During handling of the above exception, another exception occurred:

django.core.exceptions.ImproperlyConfigured: Could not resolve URL for hyperlinked relationship using view name "user-detail". You may have failed to include the related model in your API, or incorrectly configured the 'lookup_field' attribute on this field.

What I find interesting is that the kwargs for the first exception is {'pk': 1}, not {'id':1}. After some help from chat, someone pointed me to this piece of information:

Note that when using hyperlinked APIs you'll need to ensure that both the API views and the serializer classes set the lookup fields if you need to use a custom value.

This is useful as User serializer extends HyperlinkedModelSerializer:

from rest_framework import serializers

from django.contrib.auth.models import User

from snippets.models import Snippet

class UserSerializer(serializers.HyperlinkedModelSerializer):
    snippets = serializers.HyperlinkedRelatedField(many=True, view_name='snippet-detail', read_only=True)

    class Meta:
        model = User
        fields = ('url', 'id', 'username', 'snippets')

the User model and serializer has a reverse relationship with Snippet. Now, when I add lookup_field='id' to snippets attribute of UserSerializer (snippets = serializers.HyperlinkedRelatedField(many=True, view_name='snippet-detail', read_only=True, lookup_field='id')), like it asks me to do so here, the error is persistent.

What am I doing incorrectly? What can I do to fix this? Is it not having anything to do with lookup_id?

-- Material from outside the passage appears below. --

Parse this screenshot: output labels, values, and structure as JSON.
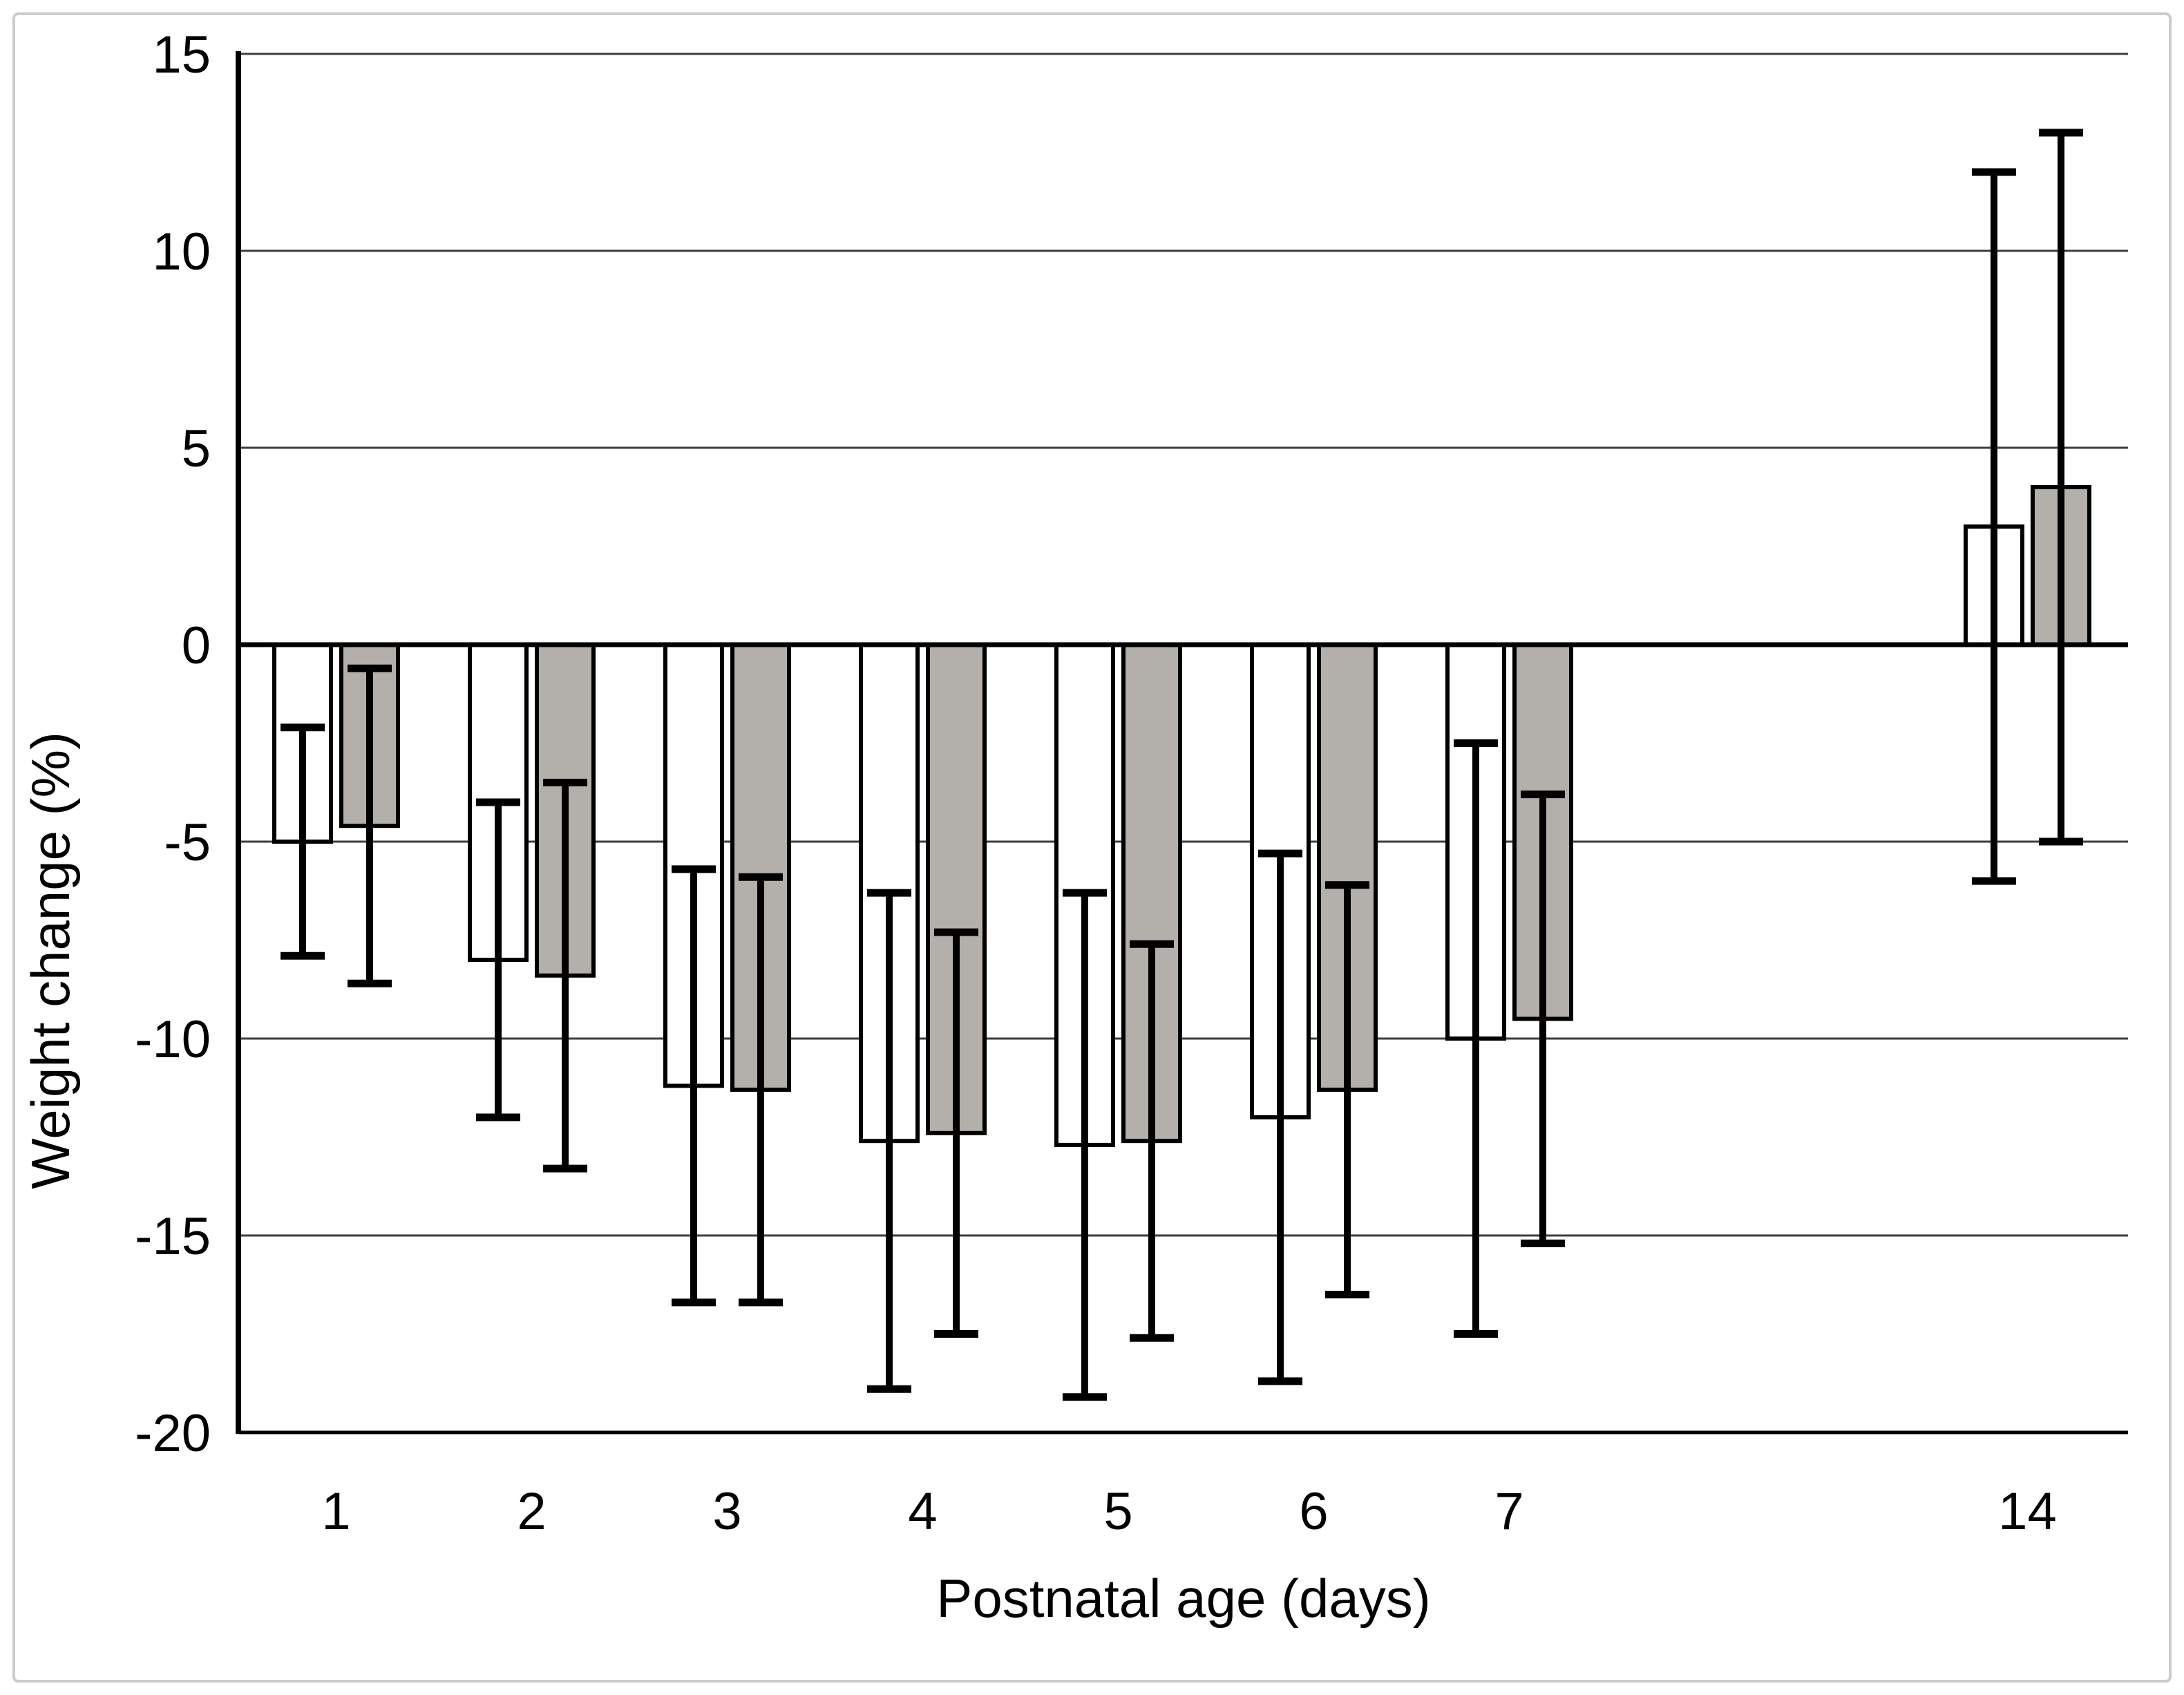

I understand that I could replace <id> with <pk> in my urlpatterns, but I would like to understand why this is happening.

2
A very long question but the essential information the full stack trace hasn't been included. Also please try to be a bit brief.e4c5
Ah yes. I did eventually figure it out. Will post answer soon.Corgs

2 Answers

2
votes

I eventually fixed my second exception by printing the serializer in the Django shell/python interactive console. The result I got was this:

>>> from snippets.serializers import UserSerializer
>>> print(UserSerializer())
UserSerializer():
    url = HyperlinkedIdentityField(view_name='user-detail')
    id = IntegerField(label='ID', read_only=True)
    username = CharField(help_text='Required. 150 characters or fewer. Letters, digits and @/./+/-/_ only.', max_length=150, validators=[<django.contrib.auth.validators.UnicodeUsernameValidator object>, <UniqueValidator(queryset=User.objects.all())>])
    snippets = HyperlinkedRelatedField(lookup_field='id', many=True, read_only=True, view_name='snippet-detail')

It turns out that to change <pk> to <id> in urlspatterns, you need to add url = HyperlinkedIdentityField(view_name='user-detail', lookup_field='id') in the UserSerializer class.

0
votes

I just had the same problem and I found, that the HyperlinkedIdentityField wants to insert some placeholder into your URL. But I had used URLs which did not require any placeholders to be set. A ListCreateAPIView to be precise:

url(
    r'^users/$',                  #<-- takes no params
    views.UserListView.as_view(), #<-- just prints a list 
    name="user-list"              #<-- HyperlinkedIdentityField pointing 
),                                #     here complained bitterly.